4. MEMO TO THE CHRISTIE 2016 CAMPAIGN:

It's over. Strike the tents; pack up the bus; pay the piper, and lock the doors. The fat lady has sung. The cows have come home. Any chance the Man from Jersey had to be the 2016 standard-bearer (and it was never a good one) has been obliterated by the reckless stupidity of his staff - and possibly even the governor himself. Like the old song says: "The party's over. It's all over, my friends." 

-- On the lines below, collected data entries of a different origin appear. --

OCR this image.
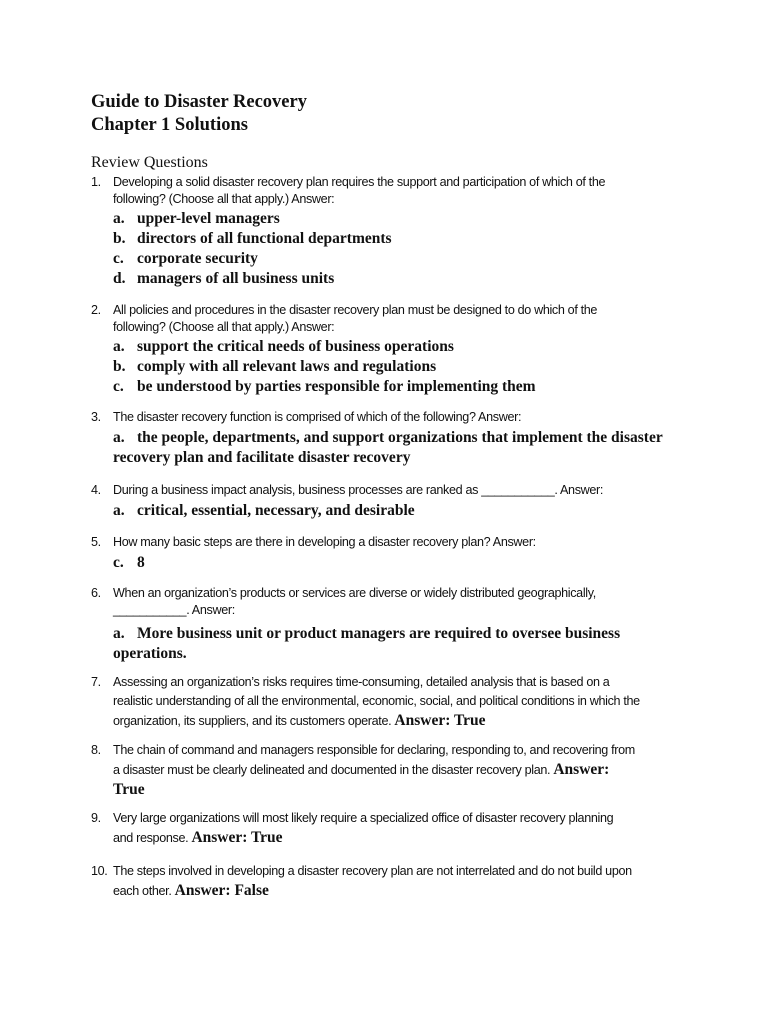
Guide to Disaster Recovery
Chapter 1 Solutions
Review Questions
1. Developing a solid disaster recovery plan requires the support and participation of which of the following? (Choose all that apply.) Answer:
a. upper-level managers
b. directors of all functional departments
c. corporate security
d. managers of all business units
2. All policies and procedures in the disaster recovery plan must be designed to do which of the following? (Choose all that apply.) Answer:
a. support the critical needs of business operations
b. comply with all relevant laws and regulations
c. be understood by parties responsible for implementing them
3. The disaster recovery function is comprised of which of the following? Answer:
a. the people, departments, and support organizations that implement the disaster recovery plan and facilitate disaster recovery
4. During a business impact analysis, business processes are ranked as ___________. Answer:
a. critical, essential, necessary, and desirable
5. How many basic steps are there in developing a disaster recovery plan? Answer:
c. 8
6. When an organization’s products or services are diverse or widely distributed geographically, ___________. Answer:
a. More business unit or product managers are required to oversee business operations.
7. Assessing an organization’s risks requires time-consuming, detailed analysis that is based on a realistic understanding of all the environmental, economic, social, and political conditions in which the organization, its suppliers, and its customers operate. Answer: True
8. The chain of command and managers responsible for declaring, responding to, and recovering from a disaster must be clearly delineated and documented in the disaster recovery plan. Answer: True
9. Very large organizations will most likely require a specialized office of disaster recovery planning and response. Answer: True
10. The steps involved in developing a disaster recovery plan are not interrelated and do not build upon each other. Answer: False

5. Desperately Missing Teddy


The Lion of the Senate sleeps tonight. He's gone and he's not coming back. It's almost five years now since Ted Kennedy shuffled off this mortal coil. That the United States Senate is a drearier place without him is beyond argument. Thank God for people like Sherrod Brown and Elizabeth Warren. But for those two I would have tossed to the wind all hope for the Democratic party years ago. Harry Reid is a very nice man, but he is no leader; in fact, he's an embarrassment. Don't hold your breath waiting for the Dems to wake up and remember that theirs is (or was) "the party of Franklin Delano Roosevelt". Teddy Kennedy stood for something. I miss him terribly.
`
Tom Degan
Goshen, NY 

REQUIRED VIEWING:

Here is Sid Caesar on the mountaintop - doing what Sid Caesar did better than anyone:
 
https://www.youtube.com/watch?v=gNbT9Lf9xZo


I envy anyone who was fortunate enough to have lived in that time.

AUTHOR'S NOTE:

A. The photograph at the top of this piece is was taken a couple of years ago with with three cherished friends from Goshen High School's Class of 1977. They are (left-to-right): Debbie Dewitt, Lori Baldwin Kuroski, Yours Truly, and Patricia Mueller Seaman.

B. I apologize for the two week lag between the last posting and this one. I recently required a hospital stay following a little brush with death. They're always oodles of fun. I can't even remember the last time I was hospitalized. Eisenhower was president. I'm fine now, I promise.